Based on our review of the statute’s text, purpose, and legislative history, as well as precedent from this Court and other Courts of Appeals, we now reach the conclusion that we foreshadowed in Vanderklok and hold that TSA screeners are not “investigative or law enforcement officers” under the law enforcement proviso.
After a not atypical experience with the pleasant and helpful transportation safety officers performing a private screening, during which Pellegrino told the two female TSOs they were “acting like bitches,” things went south.
But simple closure was not to be. Instead, Pellegrino saw that Abdul-Malik had not re-packed her shoes, asked if she intended to do so, and was told “no.” Pellegrino Dep. 122:2, D.Ct. Dkt. No. 156. At that point, intending to re-pack her bags outside of the screening room, Pellegrino tossed her shoes through the open door toward the screening lanes and began to carry her largest bag out of the room. In the process, according to Labbee and Kissinger, she struck Labbee in the stomach with the bottom of the bag.
And there was worse to come.
When Pellegrino then returned to the screening room for her smaller rolling tote, Abdul-Malik
allegedly stood in her way, forcing her to crawl on the floor under a table to retrieve it. According to the TSOs, Pellegrino then struck Abdul-Malik in the leg with this bag as she was removing it. Although Pellegrino denied (and has consistently denied) that either bag touched either TSO, Labbee and AbdulMalik immediately went to the supervisor’s station to press charges against Pellegrino.
Pellegrino was arrested by Philadelphia police upon the TSOs’ complaints.

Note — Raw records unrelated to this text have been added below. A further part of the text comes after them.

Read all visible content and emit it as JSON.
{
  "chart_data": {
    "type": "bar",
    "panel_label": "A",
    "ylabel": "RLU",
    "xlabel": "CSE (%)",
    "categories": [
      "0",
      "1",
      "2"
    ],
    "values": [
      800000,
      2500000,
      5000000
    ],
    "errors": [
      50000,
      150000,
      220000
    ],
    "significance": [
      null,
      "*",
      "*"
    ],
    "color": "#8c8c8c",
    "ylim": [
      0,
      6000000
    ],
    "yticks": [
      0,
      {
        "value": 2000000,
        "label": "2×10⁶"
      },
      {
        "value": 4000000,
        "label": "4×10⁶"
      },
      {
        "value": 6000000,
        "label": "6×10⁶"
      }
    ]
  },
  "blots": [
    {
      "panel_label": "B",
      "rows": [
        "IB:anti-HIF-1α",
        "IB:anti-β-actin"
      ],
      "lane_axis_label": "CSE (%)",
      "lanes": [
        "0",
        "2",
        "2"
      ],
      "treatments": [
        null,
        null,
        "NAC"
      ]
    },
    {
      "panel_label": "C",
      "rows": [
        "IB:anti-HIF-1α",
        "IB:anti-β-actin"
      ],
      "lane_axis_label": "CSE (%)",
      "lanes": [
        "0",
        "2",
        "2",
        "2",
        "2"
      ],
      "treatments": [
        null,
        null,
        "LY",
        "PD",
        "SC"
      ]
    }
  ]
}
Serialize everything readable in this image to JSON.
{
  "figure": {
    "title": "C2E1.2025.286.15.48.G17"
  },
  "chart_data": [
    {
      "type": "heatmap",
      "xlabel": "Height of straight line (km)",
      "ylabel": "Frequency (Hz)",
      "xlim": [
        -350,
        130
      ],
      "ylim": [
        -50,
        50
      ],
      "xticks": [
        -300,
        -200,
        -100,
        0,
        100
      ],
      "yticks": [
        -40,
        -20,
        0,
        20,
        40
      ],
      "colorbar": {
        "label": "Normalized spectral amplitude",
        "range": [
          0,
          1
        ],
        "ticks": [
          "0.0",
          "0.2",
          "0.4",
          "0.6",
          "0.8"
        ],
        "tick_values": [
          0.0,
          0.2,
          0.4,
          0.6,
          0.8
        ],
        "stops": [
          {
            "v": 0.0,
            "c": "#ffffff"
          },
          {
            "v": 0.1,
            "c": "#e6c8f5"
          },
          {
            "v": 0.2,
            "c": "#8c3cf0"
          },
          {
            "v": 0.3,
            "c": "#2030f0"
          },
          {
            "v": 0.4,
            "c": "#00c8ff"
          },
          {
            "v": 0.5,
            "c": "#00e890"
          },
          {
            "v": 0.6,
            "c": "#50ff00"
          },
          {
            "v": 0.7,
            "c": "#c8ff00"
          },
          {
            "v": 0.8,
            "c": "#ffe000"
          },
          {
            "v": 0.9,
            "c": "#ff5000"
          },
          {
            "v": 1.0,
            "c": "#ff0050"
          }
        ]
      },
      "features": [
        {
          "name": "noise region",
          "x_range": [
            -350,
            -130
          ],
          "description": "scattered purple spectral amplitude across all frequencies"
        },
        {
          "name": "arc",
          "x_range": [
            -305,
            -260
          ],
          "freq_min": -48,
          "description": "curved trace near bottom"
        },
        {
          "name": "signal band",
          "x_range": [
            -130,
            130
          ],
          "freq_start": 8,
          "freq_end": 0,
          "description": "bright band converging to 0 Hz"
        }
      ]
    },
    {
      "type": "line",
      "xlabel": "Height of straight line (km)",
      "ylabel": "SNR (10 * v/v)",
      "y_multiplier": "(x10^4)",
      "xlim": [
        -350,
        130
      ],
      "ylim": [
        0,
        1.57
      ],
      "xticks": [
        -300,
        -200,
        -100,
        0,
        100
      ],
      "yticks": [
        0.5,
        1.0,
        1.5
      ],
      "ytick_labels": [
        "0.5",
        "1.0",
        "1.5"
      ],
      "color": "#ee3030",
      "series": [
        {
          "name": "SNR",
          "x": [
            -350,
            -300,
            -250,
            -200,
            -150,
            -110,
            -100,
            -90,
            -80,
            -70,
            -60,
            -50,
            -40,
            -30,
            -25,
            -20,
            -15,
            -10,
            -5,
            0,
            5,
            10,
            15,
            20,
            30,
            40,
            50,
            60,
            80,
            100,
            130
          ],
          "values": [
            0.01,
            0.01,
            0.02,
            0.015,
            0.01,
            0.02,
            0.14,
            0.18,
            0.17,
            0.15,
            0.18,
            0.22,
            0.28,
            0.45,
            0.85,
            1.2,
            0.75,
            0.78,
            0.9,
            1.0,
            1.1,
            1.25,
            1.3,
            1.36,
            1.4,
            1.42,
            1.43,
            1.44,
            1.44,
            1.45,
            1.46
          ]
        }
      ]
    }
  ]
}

Eventually, the Philadelphia District Attorney’s Office filed ten charges against Pellegrino: two
counts each of felony aggravated assault, see 18 Pa. Cons. Stat. § 2702; possession of instruments of a crime, see id. § 907; reckless endangerment, see id. § 2705; simple assault, see id. § 2701; and making terroristic threats, see id. § 2706.
At trial, the judge entered a verdict of not guilty because, wait for it, Nuyriah Abdul-Malik was no longer working for the TSA and failed to appear, and Laura Labbee was outside the room when the relevant allegations occurred and was precluded from testifying since she wasn’t an actual witness. So much for the terroristic threats.
Bizarrely, the saving grace for the government under the FTCA was that screeners are so utterly lacking in consequence and authority as to fall below the threshold for recognition under the law enforcement proviso.
Based on the proviso’s text, structure, context, purpose, and history, as well as the relevant case law, we are persuaded that the phrase “investigative or law enforcement officers” is limited in scope and refers only to officers with criminal law enforcement powers. Because TSOs only conduct administrative searches and do not have such powers, they are not subject to the law enforcement proviso, and the Government’s sovereign immunity bars this action.
The Third Circuit appreciated the conundrum this created:
We recognize that our holding here, combined with our decision in Vanderklok, means that individuals harmed by the intentional torts of TSOs will have very limited legal redress And we are sympathetic to the concerns this may raise as a matter of policy, particularly given the nature and frequency of TSOs’ contact with the flying public.
But the court put the question to Congress as to whether the offensive conduct of TSA screeners should be subject to liability.
Congress may well see fit to expand the proviso or otherwise legislate recourse for passengers who seek to assert intentional tort claims against TSOs. But such policy judgments, particularly as they relate to sovereign immunity and the public fisc, fall squarely in the realm of the legislative branch.
The court, thus, didn’t so much immunize the TSA, as Congress has failed to amend the FTCA to cover their offensive and outrageous conduct. So they fall into the gap of sovereign immunity, which allows screeners to be as awful as they are.